Erst seit einigen Minuten preschten Hunderte von albtraumhaften Kreaturen in blauer Rüstung und mit Skelettgesichtern durch die Straßen von Naktamun und mähten alles in ihrem Weg nieder. Die Engel hatten sie die „Verewigten“ genannt. Asenue sah ihre Mitbürger – Saatgeschwister, Freunde und entfernte Bekannte gleichermaßen – unter den Klingen der Verewigten fallen.

Ich liebe euch – jetzt, da das Ende kommt. Ob ich euch nun kenne oder nicht. Ich liebe euch alle.

Es war jene Liebe, derentwegen sie sich in den Kampf gestürzt hatte.
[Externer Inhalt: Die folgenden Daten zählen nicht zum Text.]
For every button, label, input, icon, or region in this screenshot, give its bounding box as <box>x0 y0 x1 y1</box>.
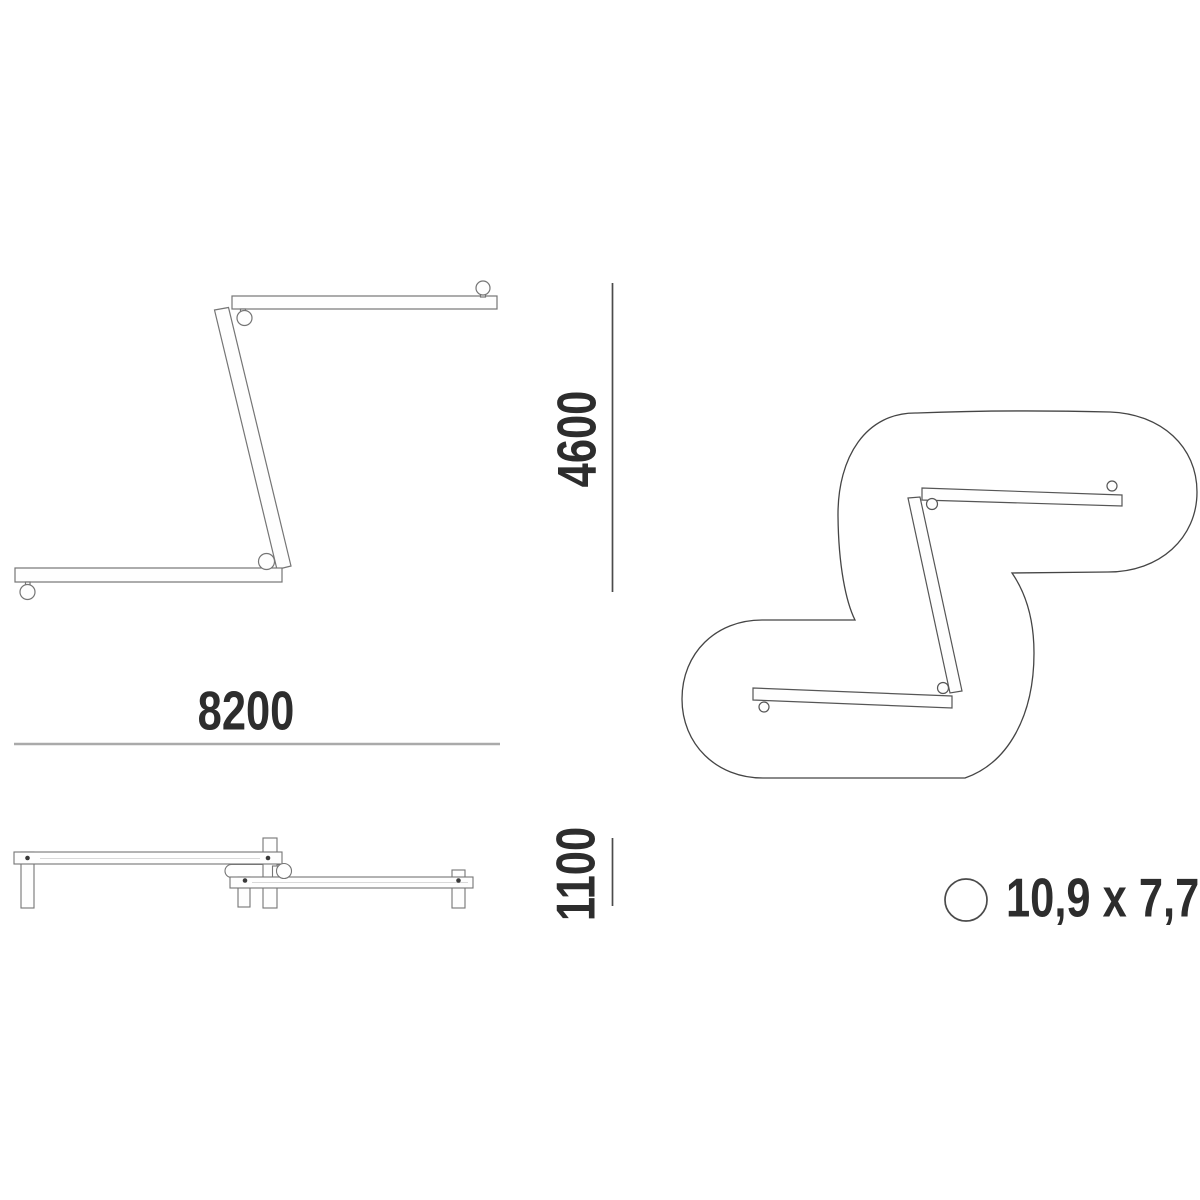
side-right-post <box>452 870 465 908</box>
plan-fixture <box>753 481 1122 712</box>
technical-drawing-canvas <box>0 0 1200 1200</box>
front-bottom-hinge-circle <box>259 554 275 570</box>
profile-circle-icon <box>945 879 987 921</box>
profile-size-label: 10,9 x 7,7 <box>1006 871 1199 926</box>
width-dim-label: 8200 <box>198 684 295 739</box>
front-top-cable-circle <box>476 281 490 295</box>
front-top-arm <box>232 296 497 309</box>
side-view-drawing <box>14 838 473 908</box>
dimension-diagram: 4600 8200 1100 10,9 x 7,7 <box>0 0 1200 1200</box>
height-dim-label: 4600 <box>550 391 605 488</box>
screw-dot <box>243 878 248 883</box>
front-bottom-arm <box>15 568 282 582</box>
plan-top-arm <box>922 488 1122 506</box>
screw-dot <box>456 878 461 883</box>
front-diagonal-arm <box>215 308 292 570</box>
plan-top-hinge-circle <box>927 499 938 510</box>
front-view-drawing <box>15 281 497 600</box>
dimension-lines <box>14 283 613 906</box>
screw-dot <box>266 856 271 861</box>
front-bottom-cable-circle <box>20 585 35 600</box>
front-top-hinge-circle <box>237 311 252 326</box>
plan-bottom-arm <box>753 688 952 708</box>
plan-bottom-hinge-circle <box>938 683 949 694</box>
side-hinge-circle <box>277 864 292 879</box>
top-view-drawing <box>682 411 1197 778</box>
depth-dim-label: 1100 <box>549 827 604 921</box>
screw-dot <box>25 856 30 861</box>
plan-vertical-arm <box>908 497 962 693</box>
plan-bottom-cable-circle <box>759 702 769 712</box>
plan-top-cable-circle <box>1107 481 1117 491</box>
Menschen starben beim ersten Ansturm; Menschen starben, als sie schreiend zu fliehen versuchten; Menschen starben, als sie um den Beistand ihrer Götter bettelten. Die Verewigten töteten sie alle, und kein Hauch von Gnade verlangsamte ihre Klingen.

Asenue hatte sich in das Gemetzel geworfen und die Aufmerksamkeit zweier Verewigter auf sich gezogen, während zahllose andere in ihrer Mordlust an ihr vorbeigeeilt waren. Doch diese beiden konnte sie aufhalten.
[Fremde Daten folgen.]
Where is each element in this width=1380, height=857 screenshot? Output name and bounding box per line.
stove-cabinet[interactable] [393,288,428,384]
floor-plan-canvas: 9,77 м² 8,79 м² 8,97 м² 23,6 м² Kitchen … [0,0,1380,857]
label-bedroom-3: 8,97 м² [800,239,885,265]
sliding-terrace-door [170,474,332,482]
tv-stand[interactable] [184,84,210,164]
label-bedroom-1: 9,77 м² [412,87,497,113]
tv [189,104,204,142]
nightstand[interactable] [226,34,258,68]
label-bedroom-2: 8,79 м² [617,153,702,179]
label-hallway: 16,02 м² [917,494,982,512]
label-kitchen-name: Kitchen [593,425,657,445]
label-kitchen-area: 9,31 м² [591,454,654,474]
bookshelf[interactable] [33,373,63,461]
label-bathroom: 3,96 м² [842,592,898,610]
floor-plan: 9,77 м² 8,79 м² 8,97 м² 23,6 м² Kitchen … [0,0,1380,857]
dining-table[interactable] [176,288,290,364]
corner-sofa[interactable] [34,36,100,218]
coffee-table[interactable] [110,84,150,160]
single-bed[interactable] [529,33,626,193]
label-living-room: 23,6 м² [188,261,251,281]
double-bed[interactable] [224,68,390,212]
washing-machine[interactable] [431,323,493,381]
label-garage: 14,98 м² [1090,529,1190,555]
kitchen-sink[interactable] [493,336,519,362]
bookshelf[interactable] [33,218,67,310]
Nur, dass ihr das nicht gelingen würde. Sie würde ihren Klingen nicht zum Opfer fallen. Zumindest nicht so einfach. Doch während die Verewigten Asenue vielleicht nicht töten konnten, waren sie dennoch zu gut, als dass Asenue sie hätte bezwingen können. Um sie herum hatten sich andere Kämpfer den größeren Gefechten auf der Straße angeschlossen, und Asenue hörte ihr schweres Atmen, das Scheppern von Stahl und gurgelnde Todesschreie.

Niemand kam, um sie zu retten.

Doch ihre Rettung spielte auch gar keine Rolle. Jeder Augenblick, den sie am Leben blieb, bedeutete, dass jemand anders nicht starb ... Dass jemand anderem noch ein Wimpernschlag mehr blieb. Ein Wimpernschlag, um zu überleben und sich in Sicherheit zu bringen.

Irgendwo musste es doch sicher sein, oder? Es musste einfach so sein ... Sie unterbrach den Gedanken. Noch einen Atemzug mehr.

Vor einigen Minuten – vor einer Ewigkeit – hatte Panik gedroht, sie zu überwältigen. Sie war stark, geschickt und es dank ihrer Ausbildung gewohnt, einen ganzen Tag lang über Stunden hinweg zu kämpfen ... doch niemals, ohne je innezuhalten, niemals ohne einen einzigen Augenblick, um zu Atem zu kommen, niemals gegen Gegner, die um so vieles stärker und schneller waren als sie und die niemals schwitzten, ermüdeten oder stolperten.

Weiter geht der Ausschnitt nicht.